I suppose you could argue that nonvaluable content would vanish over time justifiably, but then it's not really a, "Permanent Web."

Edit: Apparently I can't reply to your reply to this comment, but thanks for the link. I hadn't seen that.

2 comments

I believe IPFS was partially intended to help the Internet Archive in that regard. They'll be the consumer of last resort for all objects, thereby bringing about the Permanent Web.

https://ipfs.io/ipfs/QmNhFJjGcMPqpuYfxL62VVB9528NXqDNMFXiqN5...

It'd be interesting to see a browser implement caching using something like IPFS. When a regular HTTP GET (or whatever, really) request is sent, the IPFS enabled browser could look for a `Link` header with the `ipfs:` scheme and `rel="alternate"` in the response, and use that as an alternate place to look for the content. The Etag header could carry the hash, so the browser would could tell on subsequent requests which hash it associates with the mutable URI. In the event of a 304 it'd look up the data in the IPFS cache – which may or may not actually be on disk. If not it might still be a more efficient fetch than HTTP since there may be many peers; worst case scenario, the only peer is the HTTP server you made the request to in the first place.

I suppose `Content-Location` could be used as well, but I don't know how well browsers that don't understand the `ipfs:` scheme would react to that, although the spec doesn't preclude non-http schemes used in the URI.

It'd be an interesting experiment anyway, and could be a boon to adoption of a distributed system like IPFS.

Come to think of it, `Content-Location` is much more semantically appropriate than `Link <ipfs:hash>; rel="alternate"`; the latter is just a link, but the `Content-Location` header would tell you the canonical location of the requested content. For an IPFS enabled client, this would mean that if they want that specific content, they'd never even hit the HTTP server on subsequent requests, but dive straight into IPFS. That said, existing clients may get very confused by an unsupported scheme in that header. Presumably, that client should go `IDK lol` and go use the not-so-canonical URL instead, but I'd be surprised if they'd actually work like that.
Can't you just make the initial request for your document yourself? (I know this works to seed Freenet; not as sure about IPFS.)
It caches things locally (in ~/.ipfs/blocks), so you'd have to request it from a secondary system to get it even on another node. However, my understanding is that if that second system left the network and you left the network the data would still be lost.

You need a third party to request the data and not leave the network to keep the data around.

Given either the third party reliably remains in the network (e.g. the Internet Archive) or you can consistently get new third parties to request the data and cache it then it will remain in the network.

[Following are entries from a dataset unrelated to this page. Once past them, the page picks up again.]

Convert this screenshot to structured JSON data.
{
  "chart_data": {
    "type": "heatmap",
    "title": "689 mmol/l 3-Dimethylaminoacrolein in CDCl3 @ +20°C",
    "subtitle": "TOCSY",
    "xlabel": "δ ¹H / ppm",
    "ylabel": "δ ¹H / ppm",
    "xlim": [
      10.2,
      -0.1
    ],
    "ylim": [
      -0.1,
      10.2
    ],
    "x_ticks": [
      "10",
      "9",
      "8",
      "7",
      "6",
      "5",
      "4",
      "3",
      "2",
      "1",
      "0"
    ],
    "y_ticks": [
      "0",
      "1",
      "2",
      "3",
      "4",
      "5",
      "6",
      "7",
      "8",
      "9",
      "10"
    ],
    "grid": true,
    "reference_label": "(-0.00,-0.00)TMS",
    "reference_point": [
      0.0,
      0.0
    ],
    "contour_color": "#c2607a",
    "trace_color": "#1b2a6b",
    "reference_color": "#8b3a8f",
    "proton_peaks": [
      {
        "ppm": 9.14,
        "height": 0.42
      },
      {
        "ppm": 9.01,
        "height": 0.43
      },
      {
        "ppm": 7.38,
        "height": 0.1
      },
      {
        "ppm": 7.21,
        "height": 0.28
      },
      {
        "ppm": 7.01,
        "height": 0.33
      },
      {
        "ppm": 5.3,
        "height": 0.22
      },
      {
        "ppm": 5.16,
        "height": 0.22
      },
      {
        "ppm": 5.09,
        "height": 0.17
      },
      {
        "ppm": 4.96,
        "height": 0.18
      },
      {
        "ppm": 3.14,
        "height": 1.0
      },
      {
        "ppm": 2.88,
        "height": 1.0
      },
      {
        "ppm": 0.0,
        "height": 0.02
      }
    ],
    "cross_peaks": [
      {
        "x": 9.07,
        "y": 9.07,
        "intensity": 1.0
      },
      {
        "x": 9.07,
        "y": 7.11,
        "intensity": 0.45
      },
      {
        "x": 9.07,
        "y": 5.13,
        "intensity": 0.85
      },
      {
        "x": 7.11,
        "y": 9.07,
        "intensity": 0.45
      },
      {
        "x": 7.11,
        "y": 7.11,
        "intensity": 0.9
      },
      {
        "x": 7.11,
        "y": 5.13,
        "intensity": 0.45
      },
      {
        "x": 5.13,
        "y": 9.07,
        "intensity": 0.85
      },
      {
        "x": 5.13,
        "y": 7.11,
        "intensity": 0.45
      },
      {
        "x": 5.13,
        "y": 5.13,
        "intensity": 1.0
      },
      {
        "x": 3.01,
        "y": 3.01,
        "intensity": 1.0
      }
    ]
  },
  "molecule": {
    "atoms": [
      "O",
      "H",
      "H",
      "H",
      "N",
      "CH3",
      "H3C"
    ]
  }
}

The latter does not seem particularly reliable to me, however.

I think it's more of an issue with "marketing" or how IPFS is (was?) presented: It's not a magic web-in-the-sky for all the things -- but it does make it really easy to a) host stuff redundantly, and b) scale out distribution. So you could edit a static web page on your laptop, have a "post commit hook" (or other automagic system) that pulls/pushes published posts to two-three permanent servers -- these could be backed up as normal, or you could just spin up some VMs and have them "restore" from some "master list" of your own content (hashes).

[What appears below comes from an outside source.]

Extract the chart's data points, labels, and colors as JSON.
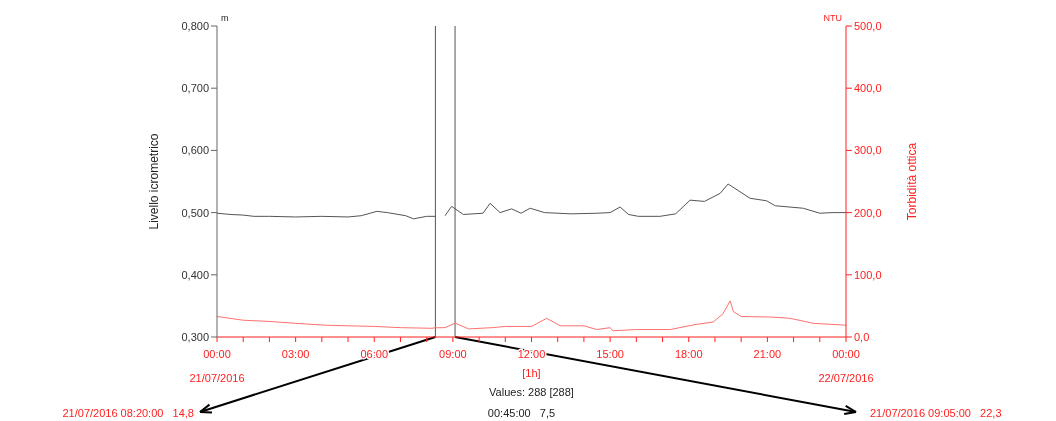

Now as long as at least one device is up (and has the content), you can bring backups on-line easily. And as long as at least one server is connected to IPFS other nodes can get the content, and in theory, any spike in popularity will get distributed and cached "suitably".

An added bonus is that if you publish something like a controversial, but popular, political blog post/expose, and some government throw you in a hole that officially doesn't exist -- your readers, if they're on IPFS, will maintain an active backup of your content by virtue of reading it.

This is a lot more convenient than someone having to explicitly spider it etc (although a combination would probably work/be good idea -- eg: an IPFS "dmoz.org" where authors could register content index-pointers for others to spider/download into their IPFS nodes -- and index for search).

I don't disagree on any particular points. When I first read about it and started playing with it I definitely felt like my expectations were set to something other than what IPFS actually provides.

That said, I think systems of this nature are worth pursuing and perhaps IPFS itself can be improved for more general purpose use cases. For my part, I think it'd be awesome to be able to write some html, css, make some images, `ipfs add ~/website` and then be able to link anyone my content and have reasonable guarantees of it's existence for the rest of my life. I can host my own websites, but it's not a particularly enjoyable experience.

> This is a lot more convenient than someone having to explicitly spider it etc (although a combination would probably work/be good idea -- eg: an IPFS "dmoz.org" where authors could register content index-pointers for others to spider/download into their IPFS nodes -- and index for search).

IIRC it's possible to follow announcements of new hashes on the network and retrieve them automatically. I picked this up from #ipfs on FN, I believe, so I'm not 100% sure about it. Doing that would make an IPFS search engine fairly robust (and interesting to build, actually).

ipfs dev here! This is indeed possible, you will be able to listen on announcements (provider messages) of hashes that are near your nodes peerID within the kademlia metric space. To get a complete picture of all hashes on the network, you would need to ensure your nodes had reasonable coverage over a good portion of the keyspace (enough that the K closest peers calls for any hash would return at least one of your nodes).

I really want to build something like this, just haven't had the time to do so.

You don't need to do this with Freenet. When you insert data it is pushed to other nodes - a completed upload means other nodes have the data. You can turn off your node and the data is still available.